Contour integral for cos(sin) resulting in infinite sum

Question

I'm trying to show that

$$\int_{0}^{2\pi}\cos(n\theta-2\sin\theta)d\theta = 2\pi\sum_{r=0}^{\infty}\frac{(-1)^n}{r!(n+r)!}$$

The question hints that I should consider

$$e^{z-z^{-1}}$$

but I don't see how to get to the answer. Considering the nature of the integral, the unit circle seems like a sensible contour. The integrand has only one pole in the unit circle (at zero), which has residue $-1$. So:

$$\int e^{z-z^{-1}}dz=-2\pi i$$

Switching to $\theta$:

$$\int_0^{2\pi}ie^{i\theta}e^{e^{i\theta}-e^{-i\theta}}d\theta=-2\pi i$$

$$\int_0^{2\pi}e^{2\sin\theta+i\theta}d\theta=-2\pi$$

That integrand looks similar, but doesn't match up with the required integral, and I don't see how to get them to match. More troublesome, the required infinite sum on the right hand side is missing.
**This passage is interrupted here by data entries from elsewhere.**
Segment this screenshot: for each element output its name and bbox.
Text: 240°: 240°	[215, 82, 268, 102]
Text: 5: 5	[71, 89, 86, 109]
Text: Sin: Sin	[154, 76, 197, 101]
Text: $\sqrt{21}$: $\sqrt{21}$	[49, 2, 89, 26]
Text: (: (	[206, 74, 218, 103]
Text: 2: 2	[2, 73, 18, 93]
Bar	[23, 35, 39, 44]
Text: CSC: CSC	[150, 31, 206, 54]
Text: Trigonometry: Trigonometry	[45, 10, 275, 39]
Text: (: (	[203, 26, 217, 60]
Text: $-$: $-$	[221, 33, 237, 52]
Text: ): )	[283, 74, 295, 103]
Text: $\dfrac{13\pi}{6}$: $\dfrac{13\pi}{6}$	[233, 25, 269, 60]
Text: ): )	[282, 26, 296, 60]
I've considered switching to a contour of radius $n$, but that just gives me $(2n+1)\pi$ on the right-hand side, and I still can't get it to match on the left. How do I solve this?

EDIT: Infinite sum corrected.

Answer 1

The integral is the real part of

$$\int_0^{2 \pi} d\theta \, e^{i n \theta} \, e^{-i 2 \sin{\theta}} $$

To convert this into a complex integral over the unit circle, sub $z=e^{i \theta}$ and the integral is

$$-i \oint_{|z|=1} dz \, z^{n-1} \, e^{-\left ( z-z^{-1} \right )} $$

This integrand has an essential singlarity at $z=0$. To evaluate the integral using the residue theorem, we replace the exponential by its series representation and reverse order of sum and integral. The integral is then equal to

$$-i \sum_{k=0}^{\infty} \frac{(-1)^k}{k!} \oint_{|z|=1} dz \, z^{n-1} \, \left ( z-z^{-1} \right )^k$$

We can then expand the binomial inside the integral:

$$-i \sum_{k=0}^{\infty} \frac{(-1)^k}{k!} \oint_{|z|=1} dz \, z^{n-1} \, \sum_{j=0}^k (-1)^{k-j} \binom{k}{j} z^{2 j-k}$$

Note that the integral is going to be zero unless $k \ge n$. To help us see this a bit better, let's shift the sum to begin there:

$$-i \sum_{k=0}^{\infty} \frac{(-1)^{n+k}}{(n+k)!} \oint_{|z|=1} dz \, z^{-1} \sum_{j=0}^{n+k} (-1)^{k-j} \binom{n+k}{j} z^{2 j-k}$$

The residue is then the coefficient of $z^0$ inside the sum. The exponent of $z$ is zero when $j=k/2$, so only even values of $k$. Let's clean this up a bit by only summing over even value of $k$:

$$-i \sum_{k=0}^{\infty} \frac{(-1)^{n+2 k}}{(n+2 k)!} \oint_{|z|=1} dz \, z^{-1} \sum_{j=0}^{n+2 k} (-1)^{2 k-j} \binom{n+2 k}{j} z^{2 j-2 k}$$

Now we see that the exponent of $z$ is zero when $j=k$. Thus, we may now apply the residue theorem and the integral is equal to

$$2 \pi \sum_{k=0}^{\infty} \frac{(-1)^{n}}{(n+2 k)!} (-1)^k \binom{n+2 k}{k}$$

Simplifying, and noting the the integral is entirely real, we get that

$$\int_0^{2 \pi} d\theta \, \cos{\left ( n \theta - 2 \sin{\theta} \right )} = 2 \pi \sum_{k=0}^{\infty} \frac{(-1)^{n+k}}{k! (n+k)!}= 2 \pi (-1)^n J_n(2)$$

I believe my answer differs from that of the OP by a factor of $(-1)^k$ in the sum.